Ки выдохнула только одно слово:
— Нет.
Потом она поднялась на ноги и встала рядом с Риффой, лицом к другим ромни, ожидавшим возле костра. Забытое одеяло свалилось с ее плеч, и ночной холод разбередил раненое плечо, заставив его отозваться новой болью. Ки заговорила, ощущая при каждом движении, как натягиваются на лице подсохшие порезы.
— Нет, — повторила она громко и четко, так что слышали все. — Я еще не готова сделать это, друзья… Я еще не могу отдать прошлому свою скорбь. Да, я чту ваши обычаи… они ведь стали и моими… с самого детства, с тех пор как со многими из вас мы вместе играли… Но и к сердцу своему я не могу не прислушаться. И я… я пока не готова с ними проститься. Я не готова…
Множество темных глаз смотрело на нее спокойно и прямо. Ки знала: никто не станет попрекать ее, не закричит, не рассердится. Они лишь пожалеют ее, и то про себя. Они тихо поговорят между собою, удрученные тем, что она так упорствовала в своем горе, не желая отрешиться от смертей, постигших ее семью. Самой Ки они ничего не скажут. Не выдадут себя ни словом, ни жестом. Она всего лишь станет среди них человеком-призраком, человеком-не-как-все, добровольной изгнанницей. Никто из них больше не сможет иметь с нею дела, чтобы ее тоска по умершим не перекинулась и на их семьи. Ки знала, что они станут о ней говорить. «На двух коней разом не сядешь». Она должна сделать выбор — либо мертвые, либо живые…

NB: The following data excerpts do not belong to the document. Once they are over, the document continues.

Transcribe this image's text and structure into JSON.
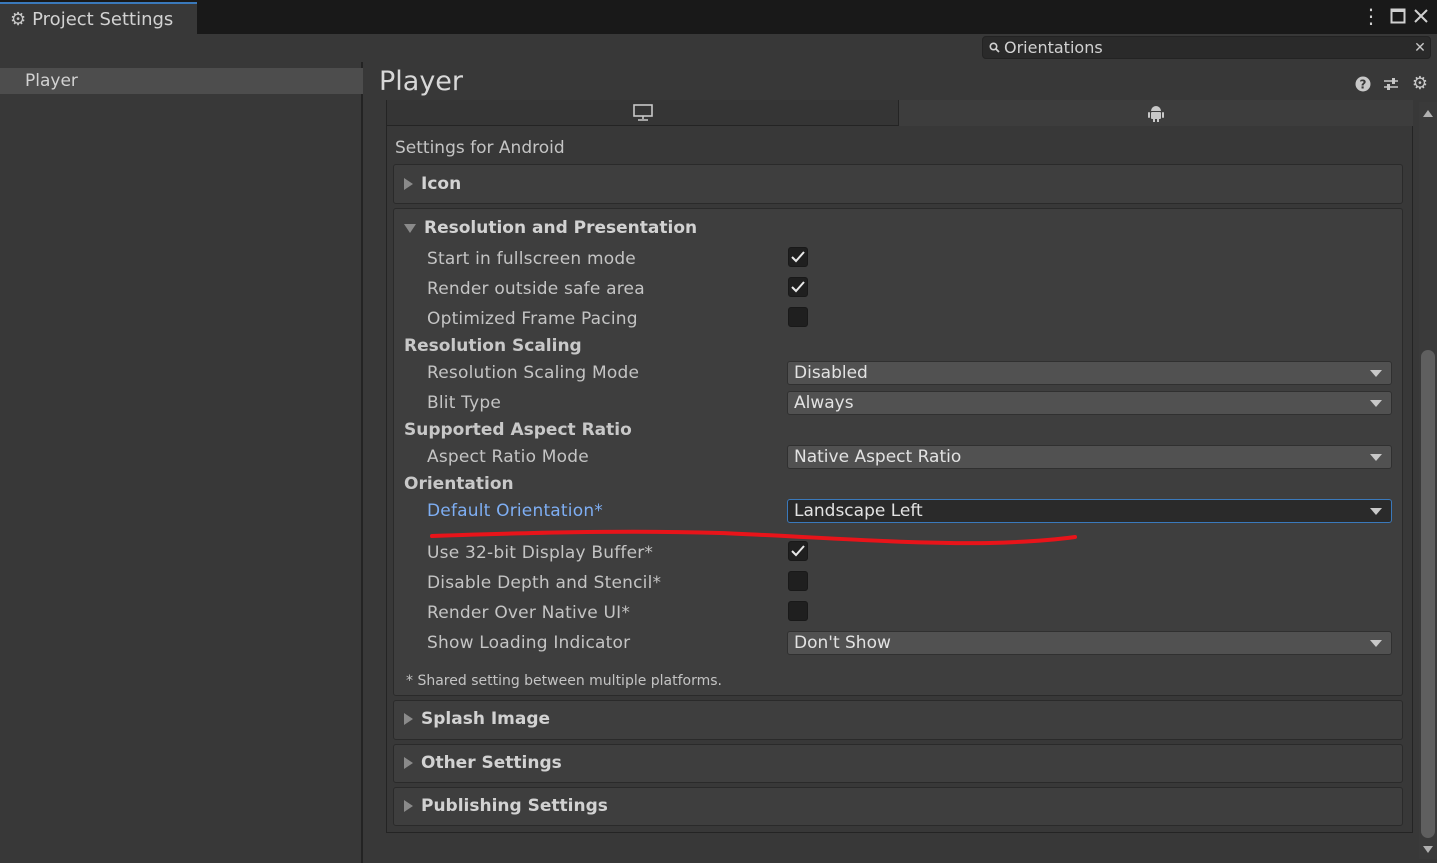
{
  "window": {
    "tab_title": "Project Settings",
    "search_value": "Orientations"
  },
  "sidebar": {
    "items": [
      {
        "label": "Player",
        "selected": true
      }
    ]
  },
  "header": {
    "title": "Player"
  },
  "platform_tabs": [
    {
      "icon": "monitor-icon",
      "selected": false
    },
    {
      "icon": "android-icon",
      "selected": true
    }
  ],
  "settings_for": "Settings for Android",
  "sections": {
    "icon": {
      "title": "Icon",
      "expanded": false
    },
    "resolution": {
      "title": "Resolution and Presentation",
      "expanded": true
    },
    "splash": {
      "title": "Splash Image",
      "expanded": false
    },
    "other": {
      "title": "Other Settings",
      "expanded": false
    },
    "publishing": {
      "title": "Publishing Settings",
      "expanded": false
    }
  },
  "resolution": {
    "start_fullscreen": {
      "label": "Start in fullscreen mode",
      "checked": true
    },
    "render_outside_safe": {
      "label": "Render outside safe area",
      "checked": true
    },
    "optimized_frame_pacing": {
      "label": "Optimized Frame Pacing",
      "checked": false
    },
    "group_resolution_scaling": "Resolution Scaling",
    "scaling_mode": {
      "label": "Resolution Scaling Mode",
      "value": "Disabled"
    },
    "blit_type": {
      "label": "Blit Type",
      "value": "Always"
    },
    "group_aspect": "Supported Aspect Ratio",
    "aspect_mode": {
      "label": "Aspect Ratio Mode",
      "value": "Native Aspect Ratio"
    },
    "group_orientation": "Orientation",
    "default_orientation": {
      "label": "Default Orientation*",
      "value": "Landscape Left"
    },
    "display_buffer": {
      "label": "Use 32-bit Display Buffer*",
      "checked": true
    },
    "disable_depth": {
      "label": "Disable Depth and Stencil*",
      "checked": false
    },
    "render_over_native": {
      "label": "Render Over Native UI*",
      "checked": false
    },
    "loading_indicator": {
      "label": "Show Loading Indicator",
      "value": "Don't Show"
    },
    "note": "* Shared setting between multiple platforms."
  },
  "colors": {
    "accent": "#3a79bb",
    "highlight_label": "#7eaef3",
    "annotation": "#e8141a"
  }
}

Ки молча смотрела, как они расходились прочь, исчезая, словно струйки дыма в ночи. Каждого ждал свой костерок, спящие дети и расписная кибитка. Это были крытые жилые повозки ромни — народа-путешественника, одержимого тягой к перемене мест. Ки посмотрела на свой фургон. Две трети его занимал открытый кузов, предназначенный для всевозможных товаров, которые она покупала в одном месте, а продавала в другом. В отличие от беззаботных ромни, Ки никогда не рассчитывала, что дорога ее прокормит. Она никогда в полной мере не следовала обычаям народа, который считала родным.

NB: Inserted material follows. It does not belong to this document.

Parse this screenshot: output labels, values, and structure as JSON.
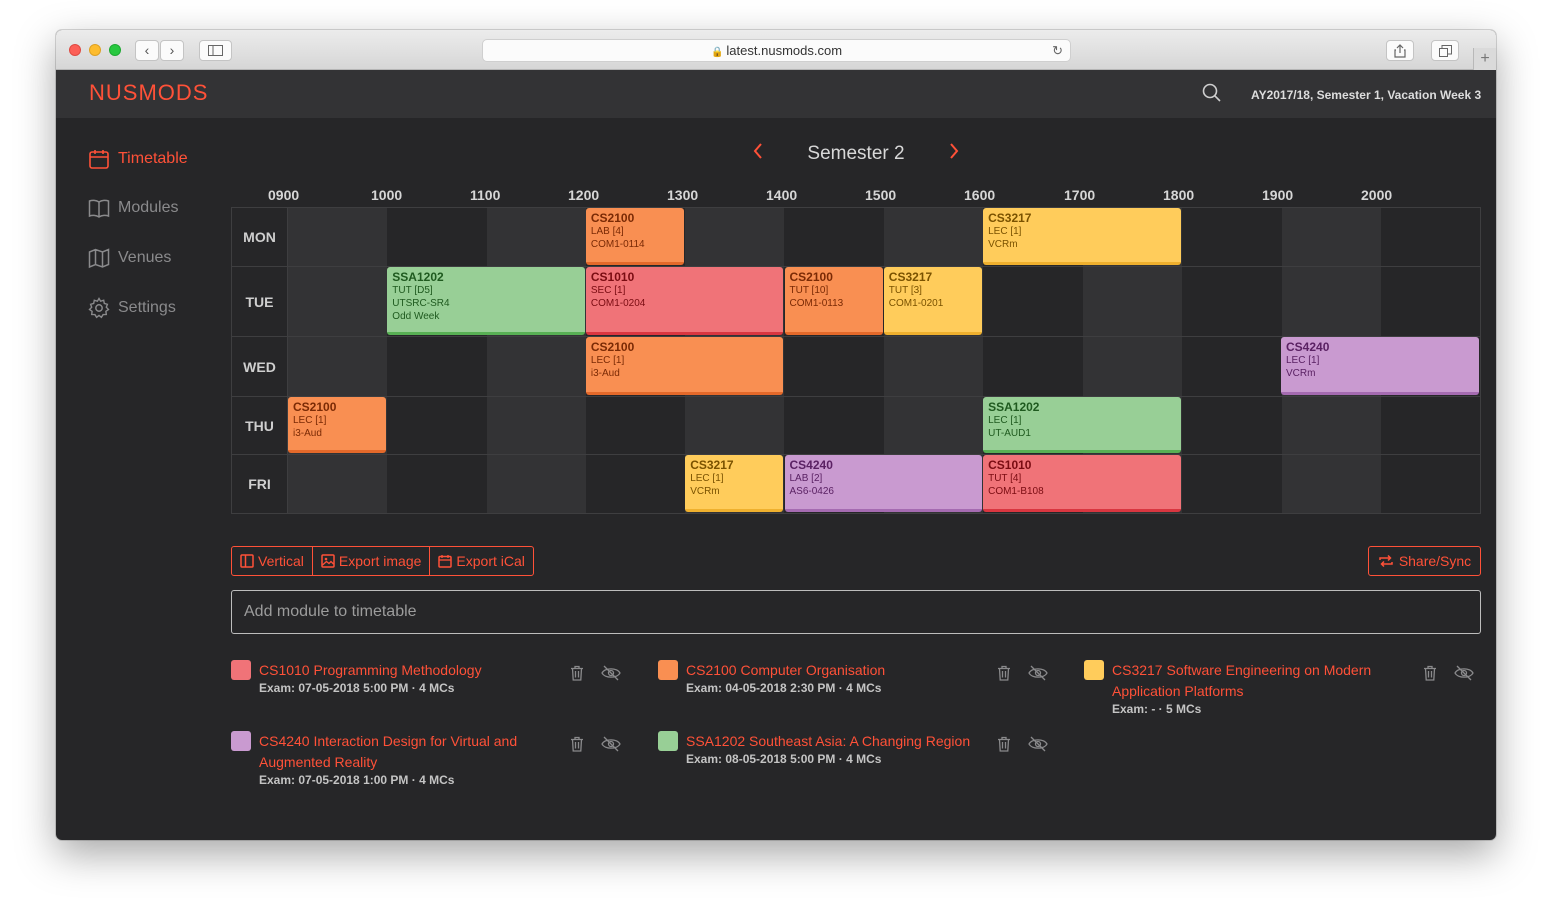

— Все-таки я — не ромни, — сказала она вслух. Она ни к кому не обращалась — ей просто хотелось услышать, как прозвучат эти слова. Она даже вздрогнула, когда рядом прозвучало:
— Тогда кто же ты?
Только тут Ки заметила, что Риффа почему-то не ушла вместе с остальными и по-прежнему стояла рядом с ней в темноте. Их глаза встретились. Круглое лицо женщины с трудом угадывалось впотьмах — только блестящие, полные искреннего чувства глаза. Ки задумалась над ее вопросом, мысленно перебирая все когда-либо виденные ею народы, все города и поселки, чьи улицы когда-либо ложились под колеса ее фургона… Сколько племен, сколько обычаев! Но среди всего этого разнообразия не было ничего, что Ки хотелось бы назвать своим. Потом она задумалась о народе Свена — рослых, светловолосых земледельцах с дальнего севера. Ей предстояло отправиться туда, чтобы сообщить о его смерти. Может быть, ей следовало теперь назваться одной из них и попытаться жить по их обычаям?.. Подобная перспектива заставила Ки мысленно отшатнуться. Она ведь не пошла на это и тогда, когда они со Свеном поженились. Напротив, это Свен выстроил фургон, привел пару серых — и перенял ее образ жизни. Стал жить как ромни… И вот он был мертв, и с ним умерли его дети. А Ки не могла горевать о нем так, как полагалось бы женщине-ромни. Потому что сама она не была ромни.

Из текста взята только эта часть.